Surreal games: “The exquisite corpses” | MÁS LITERATURA

 

The exquisite corpses


The game was always an important factor for the avant-garde artists, because they considered that the ludic aspects were essential to refresh and renew the literary or plastic oeuvres. In fact, Tristan Tzara, one of the greatest representatives of Dadaism, commented that, to make a dada poem, it was necessary to cut out words from a newspaper, place them inside a bag, shake, and then take out the words at random to paste them on a paper, and thus obtain a poem.

These actions generated a position against the academic norms to create art. Therefore, the game broke with the serious and hermetic attitude of the intellectual groups of the early 20th century and, in this way, opened the path to new possibilities of conceiving an anti-aesthetic and anti-normative art.
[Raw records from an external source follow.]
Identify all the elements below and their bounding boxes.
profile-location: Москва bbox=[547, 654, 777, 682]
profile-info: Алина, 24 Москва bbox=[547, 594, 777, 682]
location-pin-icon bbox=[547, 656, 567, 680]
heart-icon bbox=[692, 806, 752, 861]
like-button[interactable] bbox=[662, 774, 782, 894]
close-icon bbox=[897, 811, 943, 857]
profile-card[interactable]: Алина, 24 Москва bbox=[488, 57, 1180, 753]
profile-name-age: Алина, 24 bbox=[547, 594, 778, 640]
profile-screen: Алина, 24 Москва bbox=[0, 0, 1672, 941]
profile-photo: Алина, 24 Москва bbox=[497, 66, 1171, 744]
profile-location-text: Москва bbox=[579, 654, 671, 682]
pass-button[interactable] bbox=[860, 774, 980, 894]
Following the Dadaist influence, the surrealists later created their own game: the exquisite corpse, or in French “Le cadavre exquis”. This method of creation was a game of consequences. That is to say, a person drew or placed a phrase on paper, then passed it to the next person to continue with the work and thus, consecutively, the page was turned until a poem, a story, or a painting was finished.


The exquisite corpses
The exquisite corpse. Yves Tanguy.



Through the exquisite corpses there was a collective idea of ​​an oeuvre, breaking with the idea of ​​the artist's individual work. André Breton mentioned the following about the exquisite corpses: "What was exciting for us in these types of productions was the certainty that, for better or worse, they represented something that was not possible by the work of a single mind."
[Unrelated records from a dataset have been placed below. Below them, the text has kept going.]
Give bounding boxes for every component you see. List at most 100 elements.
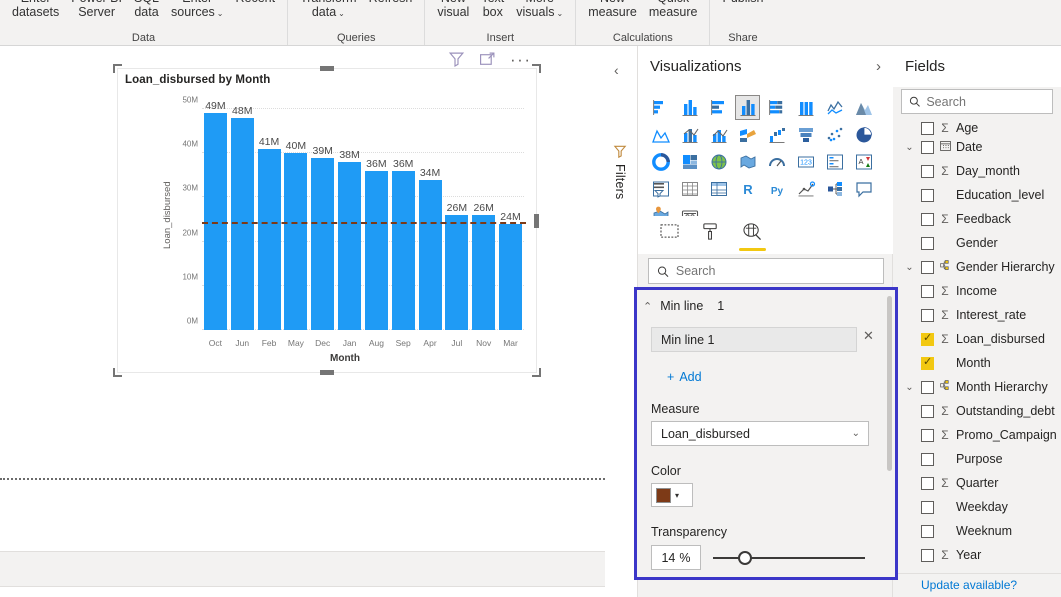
slider-knob[interactable] [737, 551, 752, 565]
q-and-a-icon[interactable] [851, 176, 876, 201]
bar-column[interactable]: 26M [443, 100, 470, 330]
area-chart-icon[interactable] [851, 95, 876, 120]
filters-label[interactable]: Filters [613, 164, 627, 199]
bar[interactable] [472, 215, 496, 330]
field-checkbox[interactable] [921, 260, 934, 274]
bar-column[interactable]: 39M [309, 100, 336, 330]
kpi-icon[interactable]: A [851, 149, 876, 174]
min-line-item[interactable]: Min line 1 [651, 327, 857, 352]
ribbon-button-visuals[interactable]: Morevisuals⌄ [510, 0, 569, 21]
field-item-weeknum[interactable]: ⌄ΣWeeknum [893, 519, 1061, 543]
field-checkbox[interactable] [921, 476, 934, 490]
field-checkbox[interactable] [921, 140, 934, 154]
ribbon-chart-icon[interactable] [735, 122, 760, 147]
fields-tab[interactable] [660, 223, 679, 247]
ribbon-button-recent[interactable]: Recent [229, 0, 281, 5]
more-options-icon[interactable]: ··· [510, 51, 531, 68]
bar-column[interactable]: 49M [202, 100, 229, 330]
stacked-bar-chart-icon[interactable] [648, 95, 673, 120]
resize-handle-right[interactable] [534, 213, 539, 228]
bar[interactable] [257, 148, 281, 330]
filter-icon[interactable] [448, 51, 465, 68]
format-tab[interactable] [701, 222, 720, 248]
fields-list[interactable]: ⌄ Σ Age ⌄ Date ⌄ Σ Day_month ⌄ΣEducation_level ⌄Σ… [893, 121, 1061, 597]
clustered-column-chart-icon[interactable] [735, 95, 760, 120]
analytics-tab[interactable] [739, 222, 766, 251]
matrix-icon[interactable] [706, 176, 731, 201]
ribbon-button-measure[interactable]: Quickmeasure [643, 0, 704, 19]
field-checkbox[interactable] [921, 428, 934, 442]
field-item-month[interactable]: ⌄ΣMonth [893, 351, 1061, 375]
field-checkbox[interactable] [921, 404, 934, 418]
color-picker-button[interactable]: ▾ [651, 483, 693, 507]
resize-handle-tl[interactable] [113, 64, 122, 73]
page-tab-bar[interactable] [0, 586, 605, 597]
bar-column[interactable]: 36M [390, 100, 417, 330]
field-item-quarter[interactable]: ⌄ΣQuarter [893, 471, 1061, 495]
field-checkbox[interactable] [921, 331, 934, 346]
ribbon-button-server[interactable]: Power BIServer [65, 0, 128, 19]
bar-column[interactable]: 40M [282, 100, 309, 330]
transparency-input[interactable]: 14 % [651, 545, 701, 570]
field-item-purpose[interactable]: ⌄ΣPurpose [893, 447, 1061, 471]
line-clustered-column-chart-icon[interactable] [706, 122, 731, 147]
bar[interactable] [364, 170, 388, 330]
field-checkbox[interactable] [921, 452, 934, 466]
bar-column[interactable]: 36M [363, 100, 390, 330]
resize-handle-top[interactable] [320, 66, 334, 71]
resize-handle-bottom[interactable] [320, 370, 334, 375]
measure-dropdown[interactable]: Loan_disbursed ⌄ [651, 421, 869, 446]
bar[interactable] [284, 153, 308, 330]
key-influencers-icon[interactable] [793, 176, 818, 201]
transparency-slider[interactable] [713, 546, 865, 570]
table-icon[interactable] [677, 176, 702, 201]
multi-row-card-icon[interactable] [822, 149, 847, 174]
field-checkbox[interactable] [921, 284, 934, 298]
field-checkbox[interactable] [921, 524, 934, 538]
100-stacked-bar-chart-icon[interactable] [764, 95, 789, 120]
stacked-column-chart-icon[interactable] [677, 95, 702, 120]
resize-handle-br[interactable] [532, 368, 541, 377]
bar[interactable] [311, 157, 335, 330]
format-search-box[interactable] [648, 258, 884, 284]
bar-column[interactable]: 26M [470, 100, 497, 330]
field-item-feedback[interactable]: ⌄ΣFeedback [893, 207, 1061, 231]
field-item-income[interactable]: ⌄ΣIncome [893, 279, 1061, 303]
field-checkbox[interactable] [921, 355, 934, 370]
field-checkbox[interactable] [921, 164, 934, 178]
ribbon-button-data[interactable]: Transformdata⌄ [294, 0, 363, 21]
field-item-loan_disbursed[interactable]: ⌄ΣLoan_disbursed [893, 327, 1061, 351]
add-line-button[interactable]: + Add [667, 370, 702, 384]
bar-column[interactable]: 38M [336, 100, 363, 330]
expand-chevron-icon[interactable]: ⌄ [903, 142, 916, 153]
stacked-area-chart-icon[interactable] [648, 122, 673, 147]
bar-column[interactable]: 48M [229, 100, 256, 330]
r-script-visual-icon[interactable]: R [735, 176, 760, 201]
scatter-chart-icon[interactable] [822, 122, 847, 147]
treemap-icon[interactable] [677, 149, 702, 174]
field-item-year[interactable]: ⌄ΣYear [893, 543, 1061, 567]
waterfall-chart-icon[interactable] [764, 122, 789, 147]
ribbon-button-data[interactable]: SQLdata [128, 0, 165, 19]
bar[interactable] [445, 215, 469, 330]
donut-chart-icon[interactable] [648, 149, 673, 174]
focus-mode-icon[interactable] [479, 51, 496, 68]
field-checkbox[interactable] [921, 236, 934, 250]
bar-column[interactable]: 41M [256, 100, 283, 330]
filters-collapse-chevron[interactable]: ‹ [614, 62, 619, 78]
bar[interactable] [338, 161, 362, 330]
bar[interactable] [498, 223, 523, 330]
clustered-bar-chart-icon[interactable] [706, 95, 731, 120]
field-item-month-hierarchy[interactable]: ⌄ Month Hierarchy [893, 375, 1061, 399]
filter-funnel-icon[interactable] [613, 144, 628, 159]
field-item-day_month[interactable]: ⌄ΣDay_month [893, 159, 1061, 183]
visualizations-expand-chevron[interactable]: › [876, 58, 881, 75]
bar[interactable] [391, 170, 415, 330]
field-checkbox[interactable] [921, 548, 934, 562]
fields-search-box[interactable] [901, 89, 1053, 114]
format-search-input[interactable] [675, 264, 875, 278]
field-item-outstanding_debt[interactable]: ⌄ΣOutstanding_debt [893, 399, 1061, 423]
fields-search-input[interactable] [926, 94, 1045, 109]
bar-chart-visual[interactable]: Loan_disbursed by Month Loan_disbursed 0… [113, 64, 541, 377]
expand-chevron-icon[interactable]: ⌄ [903, 262, 916, 273]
Breton, being one of the greatest representatives of surrealism, participated with his companions in the creation of exquisite corpses, mainly with Marcel Duchamp, Benjamin Péret, Yves Tanguy and Pierre Reyerdy. This group used several techniques to make their works, as they used drawing or collage to generate surreal oeuvres.

In this way, figures were born that apparently lacked meaning, but that gave it the style and identity of an avant-garde that was tired of the prevailing rationalism in the creation of 20th-century art.